I am working with stochastic differential equations (SDEs), which can be expressed as $$ dx = f(x, t) dt + G(x, t) dw $$ where $x \in \mathbb{R}^{n}$ is the state of the stochastic system, $t$ is time, and $w \in \mathbb{R}^{m}$ is a multidimensional Wiener process, $f(x, t) \in \mathbb{R}^{n}$ denotes the system unperturbed dynamics, and the matrix $G(x, t) \in \mathbb{R}^{n \times m}$ determines how the external disturbances affect the system.

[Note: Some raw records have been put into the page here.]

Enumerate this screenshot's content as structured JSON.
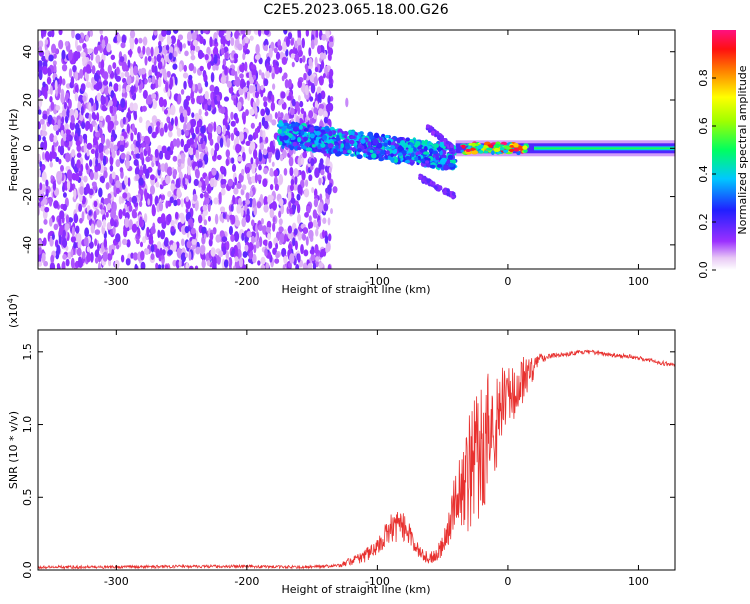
{
  "chart_data": [
    {
      "type": "heatmap",
      "title": "C2E5.2023.065.18.00.G26",
      "xlabel": "Height of straight line (km)",
      "ylabel": "Frequency (Hz)",
      "xlim": [
        -360,
        128
      ],
      "ylim": [
        -50,
        49
      ],
      "xticks": [
        -300,
        -200,
        -100,
        0,
        100
      ],
      "yticks": [
        -40,
        -20,
        0,
        20,
        40
      ],
      "colorbar": {
        "label": "Normalized spectral amplitude",
        "range": [
          0.0,
          1.0
        ],
        "ticks": [
          "0.0",
          "0.2",
          "0.4",
          "0.6",
          "0.8"
        ],
        "tick_values": [
          0.0,
          0.2,
          0.4,
          0.6,
          0.8
        ],
        "colormap": "rainbow (white-violet-blue-cyan-green-yellow-red-magenta)"
      },
      "regions": [
        {
          "x_range": [
            -360,
            -135
          ],
          "freq_range": [
            -50,
            49
          ],
          "amplitude": 0.15,
          "description": "broadband noise"
        },
        {
          "x_range": [
            -175,
            -40
          ],
          "freq_center": 0,
          "amplitude_peak": 0.4
        },
        {
          "x_range": [
            -60,
            -42
          ],
          "freq_from": 8,
          "freq_to": 0,
          "amplitude": 0.15
        },
        {
          "x_range": [
            -60,
            -40
          ],
          "freq_from": -20,
          "freq_to": -12,
          "amplitude": 0.15
        },
        {
          "x_range": [
            -30,
            20
          ],
          "freq_center": 0,
          "amplitude_peak": 0.95
        },
        {
          "x_range": [
            20,
            128
          ],
          "freq_center": 0,
          "amplitude_peak": 0.35
        }
      ]
    },
    {
      "type": "line",
      "xlabel": "Height of straight line (km)",
      "ylabel": "SNR (10 * v/v)",
      "y_scale_label": "(x10",
      "y_scale_exp": "4",
      "y_scale_suffix": ")",
      "xlim": [
        -360,
        128
      ],
      "ylim": [
        0,
        1.65
      ],
      "xticks": [
        -300,
        -200,
        -100,
        0,
        100
      ],
      "yticks": [
        "0.0",
        "0.5",
        "1.0",
        "1.5"
      ],
      "ytick_values": [
        0.0,
        0.5,
        1.0,
        1.5
      ],
      "line_color": "#e8312f",
      "series": [
        {
          "x": [
            -360,
            -300,
            -250,
            -200,
            -160,
            -130,
            -120,
            -110,
            -100,
            -95,
            -90,
            -85,
            -80,
            -75,
            -70,
            -65,
            -60,
            -55,
            -50,
            -45,
            -40,
            -35,
            -30,
            -25,
            -20,
            -15,
            -10,
            -5,
            0,
            5,
            10,
            15,
            20,
            25,
            30,
            40,
            50,
            60,
            70,
            80,
            90,
            100,
            110,
            120,
            128
          ],
          "y": [
            0.02,
            0.02,
            0.025,
            0.025,
            0.02,
            0.03,
            0.06,
            0.1,
            0.15,
            0.22,
            0.28,
            0.3,
            0.3,
            0.25,
            0.15,
            0.1,
            0.08,
            0.1,
            0.18,
            0.3,
            0.5,
            0.6,
            0.65,
            0.75,
            0.85,
            0.95,
            1.0,
            1.1,
            1.2,
            1.2,
            1.3,
            1.35,
            1.4,
            1.45,
            1.47,
            1.48,
            1.49,
            1.5,
            1.49,
            1.48,
            1.47,
            1.46,
            1.44,
            1.42,
            1.41
          ],
          "noise_amplitude": [
            0.01,
            0.01,
            0.01,
            0.01,
            0.01,
            0.01,
            0.03,
            0.05,
            0.06,
            0.08,
            0.1,
            0.12,
            0.1,
            0.08,
            0.05,
            0.04,
            0.04,
            0.05,
            0.08,
            0.12,
            0.2,
            0.3,
            0.4,
            0.45,
            0.5,
            0.45,
            0.35,
            0.3,
            0.25,
            0.2,
            0.2,
            0.15,
            0.08,
            0.04,
            0.02,
            0.015,
            0.015,
            0.015,
            0.015,
            0.015,
            0.015,
            0.015,
            0.015,
            0.015,
            0.015
          ]
        }
      ]
    }
  ]
}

I have some trouble understanding the physical dimensions of $G$ and $w$. I would expect the Wiener process to be non-dimensional, but my confusion arises from the fact that, according to Kloeden and Platen's book "Numerical Solution of SDEs", if the SDE is linear in the narrow sense (i.e., $f(x, t) = A(t) x + c(t)$ and $G(x, t) = G(t)$), the time evolution of the covariance matrix $P$ of the system state $x$ is described by the following ordinary differential equation (ODE) $$ \dot{P} = A(t) P + P A(t)^T + G(t) G(t)^T $$
It appears that, according to the SDE, the physical dimensions of $G$ must be the same as $dx / dw$, but, according to the differential equation of P, which has dimensions equal to $xx^T$, the physical dimensions of $GG^T$ must be the same as $xx^T / t$. The only way to obtain consistency is that the Wiener process dimensions are $\sqrt{t}$, but it does not make much sense to me. Can someone explain to me what am I doing wrong? And what are the dimensions of $w$ and $G$?